Os chefes de delegação compreendem a dificuldade e o simbolismo de se fazer uma COP na Amazônia. “Aplaudimos a decisão do presidente Lula de trazer líderes globais para Belém e aproximá-los das realidades das mudanças climáticas– uma realidade já vivida por muitos. É evidente que o local escolhido traz desafios específicos. Isso é exemplificado pelo seu trabalho incansável para aumentar o número de opções de acomodação”, diz o texto.
Mas os chefes de delegação destacam que ter condições efetivas de participar da COP30 “significa ser possível viajar para Belém, ficar em acomodações adequadas e acessíveis, e ir ao pavilhão e voltar de forma segura e eficiente em termos de tempo, inclusive tarde da noite”, lembra a carta. Além de países mais pobres e do grupo dos negociadores africanos, também assinam o documento representantes de países mais ricos como Canadá, Bélgica, Finlândia, Holanda, Noruega e Suíça.

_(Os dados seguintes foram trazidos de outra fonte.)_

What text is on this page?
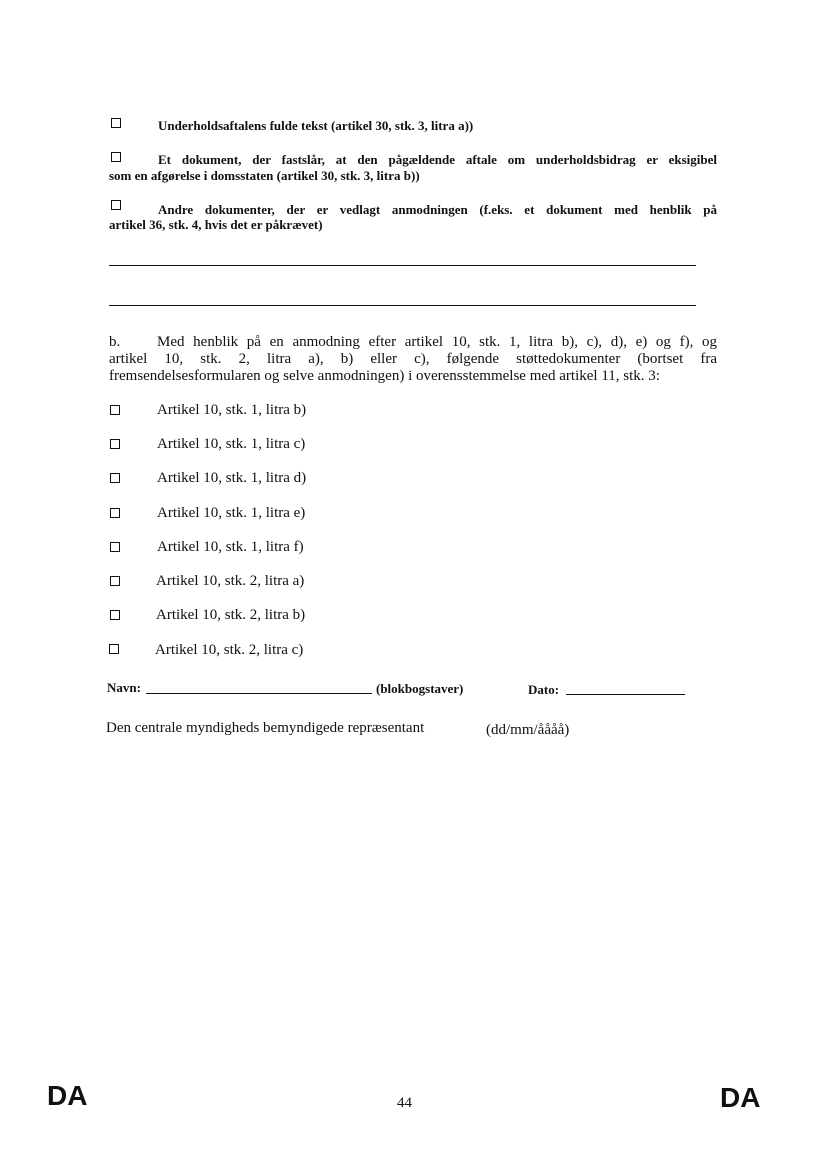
Underholdsaftalens fulde tekst (artikel 30, stk. 3, litra a))
Et dokument, der fastslår, at den pågældende aftale om underholdsbidrag er eksigibel
som en afgørelse i domsstaten (artikel 30, stk. 3, litra b))
Andre dokumenter, der er vedlagt anmodningen (f.eks. et dokument med henblik på
artikel 36, stk. 4, hvis det er påkrævet)
b. Med henblik på en anmodning efter artikel 10, stk. 1, litra b), c), d), e) og f), og
artikel 10, stk. 2, litra a), b) eller c), følgende støttedokumenter (bortset fra
fremsendelsesformularen og selve anmodningen) i overensstemmelse med artikel 11, stk. 3:
Artikel 10, stk. 1, litra b)
Artikel 10, stk. 1, litra c)
Artikel 10, stk. 1, litra d)
Artikel 10, stk. 1, litra e)
Artikel 10, stk. 1, litra f)
Artikel 10, stk. 2, litra a)
Artikel 10, stk. 2, litra b)
Artikel 10, stk. 2, litra c)
Navn:	(blokbogstaver)	Dato:
Den centrale myndigheds bemyndigede repræsentant	(dd/mm/åååå)
DA	44	DA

Ambientalistas e representantes da sociedade civis defendem a COP30 em Belém mas criticam os governos. “A ideia é excelente, os negociadores precisam saber como são os desafios reais de uma cidade de um país de renda média e na Amazônia. O Brasil precisava ter dado oportunidade de as pessoas chegarem até o lugar, e isso o Brasil não fez”, critica Cláudio Angelo, coordenador de Política Internacional do Observatório do Clima, que participa de COPs desde 2000. “A crise que a gente está vivendo agora, que é uma coisa inédita na história da UNFCCC, é resultado do desleixo do governo brasileiro. Não precisaríamos ter chegado neste ponto. Belém é uma cidade incrível, mas agora a gente não vai mais conseguir fazer esta COP super legal e super inclusiva”, acrescenta.
Mahryan Sampaio, diretora e co-fundadora do Instituto Perifa Sustentável, de São Paulo, , explica que não há opções acessíveis: casas, hostels e hotéis, todos têm preços inacessíveis, o que coloca em xeque o objetivo de ter uma COP inclusiva. “A média de valor que recebemos é de R$ 60 mil para uma pessoa passar todos os dias do evento em Belém. Isso é muito mais do que já pagamos no exterior. Estamos tentando nos reunir com outras entidades e alugar casas juntos, mas ainda assim os preços são muito altos”, disse a dirigente do Perifa ao G1, que viabilizou a participação em cinco COPs anteriores na Europa e na Ásia.